Les engelures, plutôt un effet du confinement qu’un signe de COVID-19

Depuis plusieurs semaines, différents cas d’engelures chez des personnes supposées atteintes du COVID-19 ont été rapportés. Une étude menée au sein du Service de dermatologie des Cliniques universitaires Saint-Luc a démontré qu’il n’y avait pas de lien de causalité direct entre le COVID-19 et l’apparition des engelures. Ces dernières pourraient être une conséquence indirecte du confinement et notamment de la sédentarité qu’elle induit.

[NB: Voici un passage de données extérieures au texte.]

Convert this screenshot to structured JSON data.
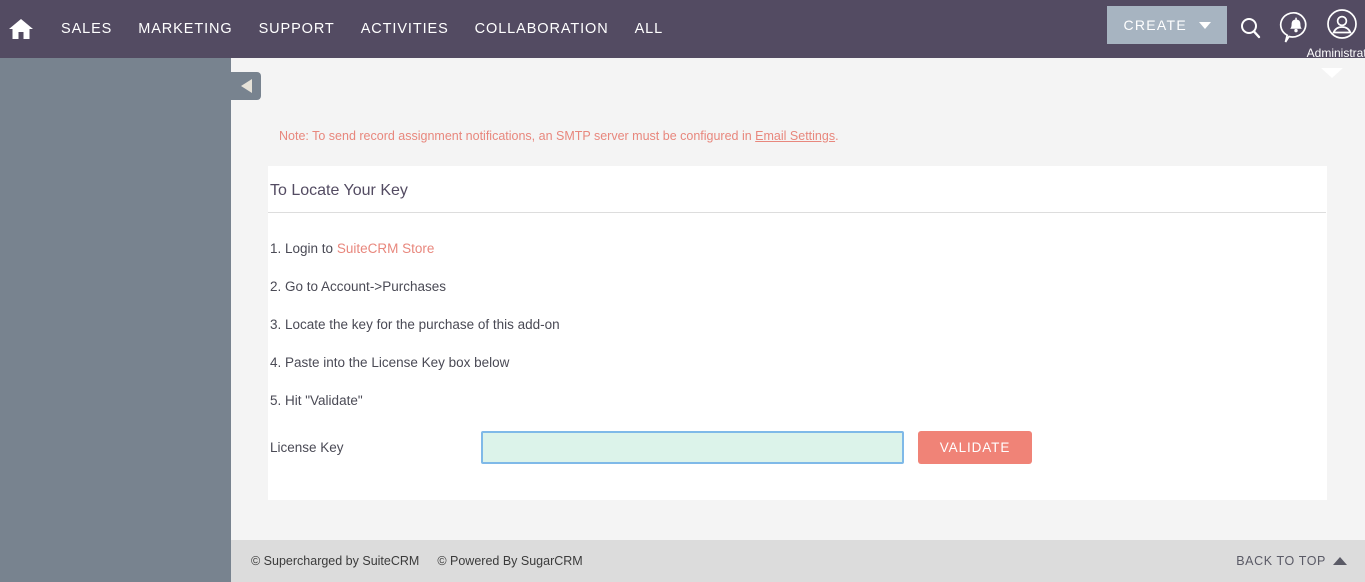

Depuis le début de la pandémie, les réseaux sociaux et quelques publications scientifiques, font état dans plusieurs pays (Italie, Espagne, France, Belgique, États-Unis) d’une multiplication de cas d’engelures en particulier au niveau des pieds, et plus rarement des mains, principalement chez des adolescents et jeunes adultes. Un lien entre ces engelures et le COVID-19 a donc été évoqué.

Les engelures sont des lésions rouges ou violacées, douloureuses ou prurigineuses, atteignant principalement les orteils et les doigts, en particulier au niveau péri-unguéal. Elles sont généralement la conséquence d’une exposition au froid ou de certaines maladies auto-immunes.

En Belgique, les dermatologues, les pédiatres et les médecins généralistes ont également observé un grand nombre de patients présentant des engelures. Néanmoins, les températures extérieures ayant été exceptionnellement élevées au cours des mois de mars et avril dans notre pays, l'exposition au froid semble une cause peu probable. Une étude récemment menée au sein du Service de dermatologie des Cliniques universitaires Saint-Luc a voulu déterminer si ces engelures étaient indicatives de COVID-19.

Anamnèse, frottis et sérologie

L’équipe de recherche a actuellement inclus 47 patients (moyenne d’âge de 26,5 ans) présentant des engelures typiques qui touchaient principalement les pieds des personnes. Plus de la moitié d’entre elles rapportaient avoir présenté d’autres manifestations suggestives du COVID-19 (notamment fièvre, toux, rhume, troubles digestifs).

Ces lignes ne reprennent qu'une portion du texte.